Rockies Venture Club Presents Colorado IT Live

The Rockies Venture Club’s “Colorado IT Live”, co-sponsored by the Boulder Software Club, offered a different format than the year’s previous dinner meetings. Instead of opening to a panel discussion, the presenting software companies were the main event this month. Each of the three companies offered a presentation which was then critiqued by a separate venture capitalist.

Kicking off the night was Lorenzo Carver, CEO of Liquid Scenarios. The technology behind Liquid Scenarios is able to import financial statements – in essentially any form -into a software program without any labeling or tagging. With this data, the program is able to produce various graphs and charts and allows users to model complex scenarios within minutes. Carver demonstrated the ease with which options payouts could be evaluated under a variety of assumptions for a bank recently receiving TARP funding. The company’s initial target market is venture capitalists, of whom Liquid Scenarios already counts several as customers, but expansion potential exists to any frequent users of financial data. Liquid Scenarios, which launched its first software in 2007, has produced several robust products on just over $700K in investment, primarily financed through gross margins. Carver also noted one of the company’s new efforts – OpenTARP – which is focused on aggregating the TARP financial data and facilitating modeling. Frank Mendicino of Access Venture Partners offered comments to Carver, noting he liked the company’s efforts “to focus on a segment” (VCs) and work to “conquer that segment” while still keeping a broader market in mind.

Eric Remer of PaySimple took the stage next to present his company’s solution for payment collection, targeted at small and medium sized businesses (SMBs). The Software-as-a-Service product offers a variety of features including credit card processing, email invoicing, recurring invoicing, and e-check processing, all of which are designed to represent an “end to end payment solution” for customers. To date the company has mainly sold through direct sales but is developing an enterprise partnering strategy where its product would be offered by partners that have a broad horizontal reach into SMBs. PaySimple earns revenue both through a monthly fee (~$30-35/month) for the service as well as a transaction processing fee. Remer noted that revenues for each customer tend to increase over time with continued use, and attrition is seen mainly from low revenue customers. Founded in 2005, the company, which has 42 full time employees, expects customer numbers to more than double this year. Jim Conboy of Wolf Ventures provided the critique noting it seems that PaySimple had “cracked the model” of servicing the needs of small to midsize businesses cost-effectively.

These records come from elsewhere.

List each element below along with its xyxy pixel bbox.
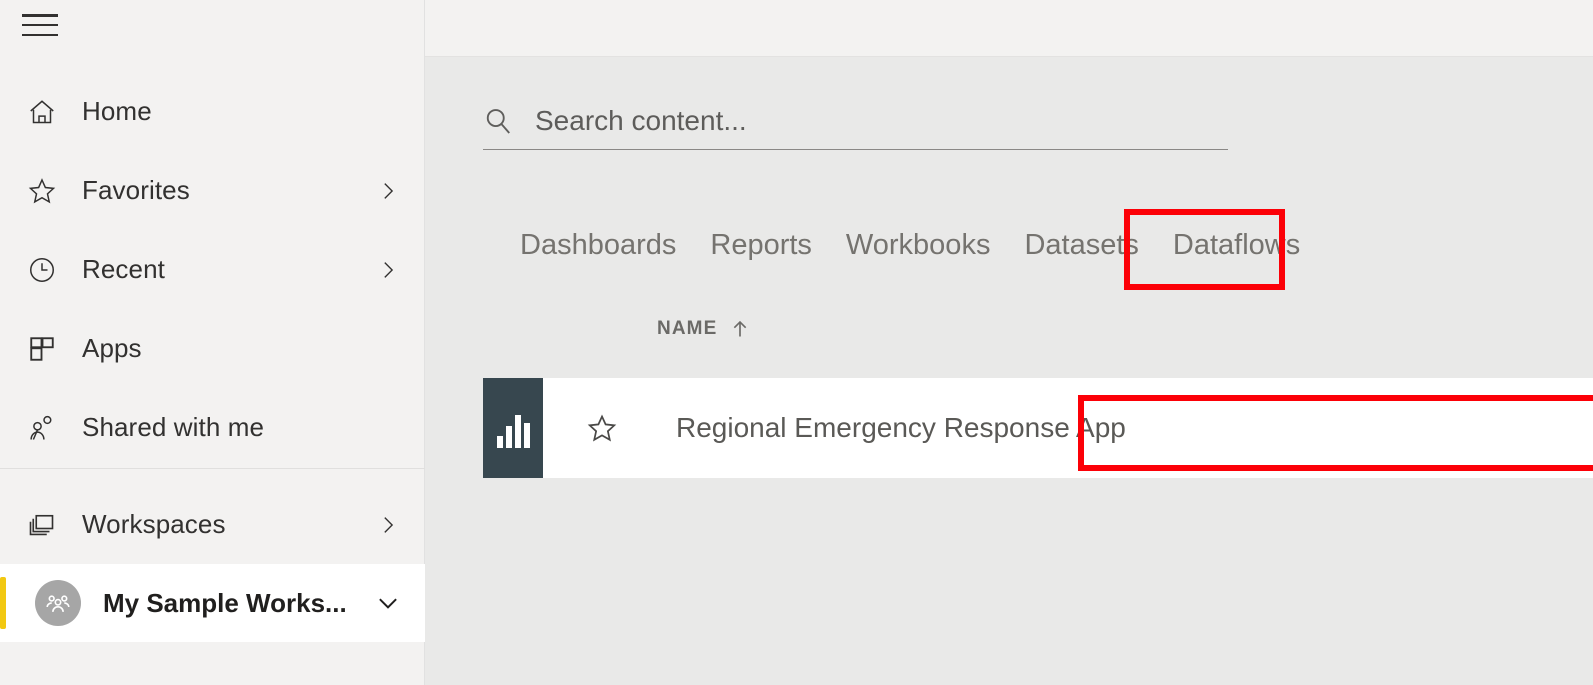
report-bar-chart-icon [483, 378, 543, 478]
active-item-accent-bar [0, 577, 6, 629]
workspace-avatar-icon [35, 580, 81, 626]
search-input[interactable] [535, 104, 1175, 137]
hamburger-line [22, 14, 58, 17]
sidebar-item-shared-with-me[interactable]: Shared with me [0, 388, 425, 467]
workspaces-nav-list: Workspaces My Sample Works... [0, 485, 425, 642]
workspace-name-label: My Sample Works... [103, 587, 347, 618]
sidebar-item-my-sample-workspace[interactable]: My Sample Works... [0, 564, 425, 642]
top-header-bar [425, 0, 1593, 57]
workspaces-stack-icon [22, 505, 62, 545]
sidebar-item-label: Workspaces [82, 509, 226, 539]
clock-icon [22, 250, 62, 290]
tab-reports[interactable]: Reports [693, 222, 829, 268]
sidebar-item-label: Home [82, 96, 152, 126]
table-row[interactable]: Regional Emergency Response App [483, 378, 1593, 478]
sidebar-item-label: Apps [82, 333, 142, 363]
hamburger-menu-icon[interactable] [22, 11, 58, 39]
bar [514, 415, 521, 448]
apps-grid-icon [22, 329, 62, 369]
left-navigation-sidebar: Home Favorites Recent Apps Shared with m… [0, 0, 425, 685]
sidebar-item-label: Favorites [82, 175, 190, 205]
hamburger-line [22, 33, 58, 36]
sidebar-item-workspaces[interactable]: Workspaces [0, 485, 425, 564]
sidebar-item-home[interactable]: Home [0, 72, 425, 151]
hamburger-line [22, 23, 58, 27]
primary-nav-list: Home Favorites Recent Apps Shared with m… [0, 72, 425, 467]
sidebar-item-favorites[interactable]: Favorites [0, 151, 425, 230]
power-bi-service-window: Home Favorites Recent Apps Shared with m… [0, 0, 1593, 685]
chevron-right-icon[interactable] [377, 180, 399, 202]
sidebar-item-apps[interactable]: Apps [0, 309, 425, 388]
tab-dataflows[interactable]: Dataflows [1156, 222, 1317, 268]
bar-chart-bars [496, 414, 530, 448]
star-outline-icon[interactable] [586, 412, 618, 444]
sidebar-item-label: Shared with me [82, 412, 265, 442]
table-column-header-name[interactable]: NAME [657, 318, 750, 340]
tab-dashboards[interactable]: Dashboards [503, 222, 693, 268]
bar [505, 426, 512, 448]
tab-datasets[interactable]: Datasets [1007, 222, 1155, 268]
chevron-right-icon[interactable] [377, 514, 399, 536]
search-box[interactable] [483, 92, 1228, 150]
star-icon [22, 171, 62, 211]
report-name-label[interactable]: Regional Emergency Response App [676, 412, 1126, 444]
home-icon [22, 92, 62, 132]
sidebar-item-recent[interactable]: Recent [0, 230, 425, 309]
tab-workbooks[interactable]: Workbooks [829, 222, 1008, 268]
sidebar-item-label: Recent [82, 254, 165, 284]
column-header-label: NAME [657, 318, 718, 339]
bar [523, 423, 530, 448]
main-content-area: Dashboards Reports Workbooks Datasets Da… [425, 0, 1593, 685]
search-icon [483, 106, 513, 136]
bar [496, 436, 503, 448]
chevron-down-icon[interactable] [375, 590, 401, 616]
content-type-tabs: Dashboards Reports Workbooks Datasets Da… [503, 222, 1317, 268]
chevron-right-icon[interactable] [377, 259, 399, 281]
people-share-icon [22, 408, 62, 448]
sidebar-divider [0, 468, 425, 469]
arrow-up-icon[interactable] [730, 318, 750, 340]
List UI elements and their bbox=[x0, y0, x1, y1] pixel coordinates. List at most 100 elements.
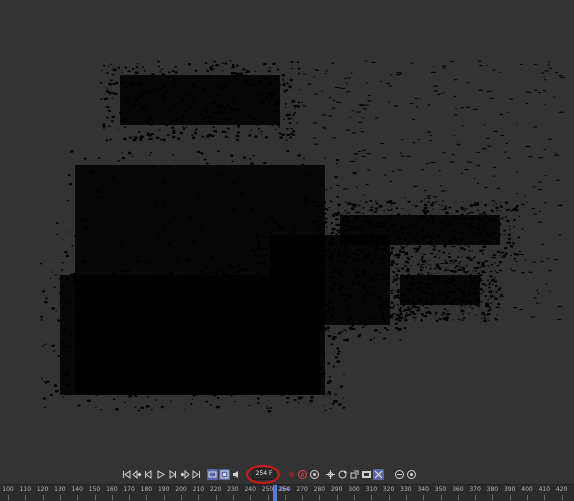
timeline-tick-label: 270 bbox=[296, 486, 308, 493]
timeline-tick-label: 110 bbox=[19, 486, 32, 493]
timeline-tick bbox=[94, 495, 96, 500]
rotate-button[interactable] bbox=[337, 469, 348, 480]
timeline-tick bbox=[284, 495, 286, 500]
timeline-tick-label: 130 bbox=[54, 486, 66, 493]
keyframe-icon bbox=[310, 470, 319, 479]
timeline-tick bbox=[544, 495, 546, 500]
timeline-tick-label: 300 bbox=[348, 486, 360, 493]
previous-keyframe-button[interactable] bbox=[132, 469, 143, 480]
loop-icon bbox=[208, 471, 217, 478]
timeline-tick bbox=[59, 495, 61, 500]
timeline-tick bbox=[371, 495, 373, 500]
skip-end-icon bbox=[192, 470, 200, 479]
loop-button[interactable] bbox=[207, 469, 218, 480]
timeline-tick-label: 160 bbox=[106, 486, 118, 493]
go-to-end-button[interactable] bbox=[191, 469, 202, 480]
timeline-tick-label: 320 bbox=[382, 486, 395, 493]
range-button[interactable] bbox=[219, 469, 230, 480]
keyframe-button[interactable] bbox=[309, 469, 320, 480]
next-keyframe-button[interactable] bbox=[179, 469, 190, 480]
timeline-tick-label: 100 bbox=[2, 486, 14, 493]
timeline-tick-label: 150 bbox=[88, 486, 101, 493]
timeline-tick-label: 220 bbox=[209, 486, 222, 493]
timeline-tick bbox=[267, 495, 269, 500]
speaker-icon bbox=[233, 471, 238, 478]
timeline-tick-label: 120 bbox=[36, 486, 49, 493]
timeline-tick-label: 280 bbox=[313, 486, 326, 493]
step-back-icon bbox=[145, 470, 152, 479]
scale-icon bbox=[350, 470, 359, 479]
autokey-icon: A bbox=[298, 470, 307, 479]
rotate-icon bbox=[338, 470, 347, 479]
timeline-tick bbox=[215, 495, 217, 500]
timeline-tick-label: 260 bbox=[279, 486, 291, 493]
step-forward-button[interactable] bbox=[167, 469, 178, 480]
record-button[interactable] bbox=[286, 469, 297, 480]
timeline-tick-label: 390 bbox=[503, 486, 516, 493]
timeline-tick-label: 340 bbox=[417, 486, 429, 493]
timeline-tick-label: 250 bbox=[261, 486, 274, 493]
timeline-tick-label: 290 bbox=[330, 486, 343, 493]
timeline-tick-label: 140 bbox=[71, 486, 83, 493]
autokey-button[interactable]: A bbox=[297, 469, 308, 480]
move-button[interactable] bbox=[325, 469, 336, 480]
timeline-tick bbox=[388, 495, 390, 500]
move-icon bbox=[326, 470, 335, 479]
timeline-tick bbox=[475, 495, 477, 500]
timeline-tick bbox=[146, 495, 148, 500]
viewport[interactable] bbox=[0, 0, 574, 466]
timeline-tick bbox=[561, 495, 563, 500]
timeline-tick-label: 310 bbox=[365, 486, 378, 493]
timeline-tick-label: 330 bbox=[400, 486, 412, 493]
timeline-tick-label: 420 bbox=[555, 486, 568, 493]
go-to-start-button[interactable] bbox=[121, 469, 132, 480]
timeline-tick bbox=[492, 495, 494, 500]
timeline-tick bbox=[302, 495, 304, 500]
current-frame-field[interactable]: 254 F bbox=[252, 468, 276, 480]
timeline-tick-label: 400 bbox=[521, 486, 533, 493]
timeline-tick-label: 170 bbox=[123, 486, 135, 493]
timeline-tick-label: 190 bbox=[157, 486, 170, 493]
settings-button[interactable] bbox=[406, 469, 417, 480]
timeline-tick bbox=[509, 495, 511, 500]
timeline-tick bbox=[250, 495, 252, 500]
timeline-ruler[interactable]: 254 100 110 120 130 140 150 160 170 180 190 200 210… bbox=[0, 484, 574, 501]
timeline-tick-label: 210 bbox=[192, 486, 205, 493]
step-forward-icon bbox=[169, 470, 176, 479]
record-icon bbox=[288, 471, 295, 478]
prev-key-icon bbox=[132, 469, 142, 480]
range-icon bbox=[220, 470, 229, 479]
play-button[interactable] bbox=[155, 469, 166, 480]
timeline-tick-label: 240 bbox=[244, 486, 256, 493]
playhead[interactable] bbox=[273, 485, 277, 501]
point-cloud bbox=[40, 60, 565, 413]
motion-icon bbox=[395, 470, 404, 479]
timeline-tick-label: 350 bbox=[434, 486, 447, 493]
pla-button[interactable] bbox=[373, 469, 384, 480]
pla-icon bbox=[374, 470, 383, 479]
timeline-tick bbox=[8, 495, 9, 500]
motion-button[interactable] bbox=[394, 469, 405, 480]
timeline-tick bbox=[354, 495, 355, 500]
timeline-tick-label: 370 bbox=[469, 486, 481, 493]
timeline-tick-label: 380 bbox=[486, 486, 499, 493]
timeline-tick bbox=[440, 495, 442, 500]
timeline-tick bbox=[163, 495, 165, 500]
timeline-tick bbox=[42, 495, 44, 500]
step-back-button[interactable] bbox=[143, 469, 154, 480]
settings-icon bbox=[407, 470, 416, 479]
play-icon bbox=[157, 470, 165, 479]
scale-button[interactable] bbox=[349, 469, 360, 480]
sound-button[interactable] bbox=[231, 469, 242, 480]
timeline-tick bbox=[198, 495, 200, 500]
timeline-tick bbox=[423, 495, 425, 500]
timeline-tick-label: 230 bbox=[227, 486, 239, 493]
param-icon bbox=[362, 471, 371, 478]
next-key-icon bbox=[180, 469, 190, 480]
timeline-tick-label: 200 bbox=[175, 486, 187, 493]
timeline-tick bbox=[25, 495, 27, 500]
timeline-tick bbox=[181, 495, 182, 500]
timeline-tick bbox=[129, 495, 131, 500]
param-button[interactable] bbox=[361, 469, 372, 480]
timeline-tick-label: 180 bbox=[140, 486, 153, 493]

Keith Mountain concluded the night presenting Spatial Corporation. Spatial, a company with a 23 year history, does not represent the typical pitch to a VC. The company IPO’d in 1996 was later bought by Dassault Systems of France, and under Dassault initially operated as an R&D cost center for the larger company. Yet Spatial in now profitable in its own right – boasting cash flow in the millions in 2008 – and is considering a management buy-out. The company, which recently moved its offices from Boulder to Broomfield, provides software components to application developers. Specifically, the company offers a “solid modeler” for use within design, engineering, and manufacturing software (CAD, CAM, CAE and EDA). The company receives a percentage of revenue – usually between 3-10% depending on the amount of value represented by Spatial’s components – from the application developer who sells to the end user. Mountain believes the company has recently “laid the foundations for growth,” noting the company’s adoption of an agile programming model. Within the broader market for its product, Spatial is focused on addressing the needs of high growth areas such as 3D modeling for chip development. Seth Levine of the Foundry Group provided feedback to Mountain noting the company’s “impressive revenue growth” along with a desire to see more clearly the “upside [management would bring] by running the firm on its own.”

Rockies Venture Club (RVC) was one of the first non-profit organizations in the country to help entrepreneurs launch and manage high-growth potential companies. Founded in 1985, RVC is the Rocky Mountain Region’s premier networking organization that connects entrepreneurs, service professionals, investors, venture capitalists and other funding sources. March’s event was also supported by the Boulder Software Club which provides educational and networking opportunities for software company executives and qualified service providers to the industry. The next RVC dinner meeting will be held on Wednesday, April 8 at the Denver Marriott City Center at 5 pm (Topic – TBD). The RVC is also preparing for the Colorado Capital Conference on May 12. Companies seeking to present at the conference must apply by April 7.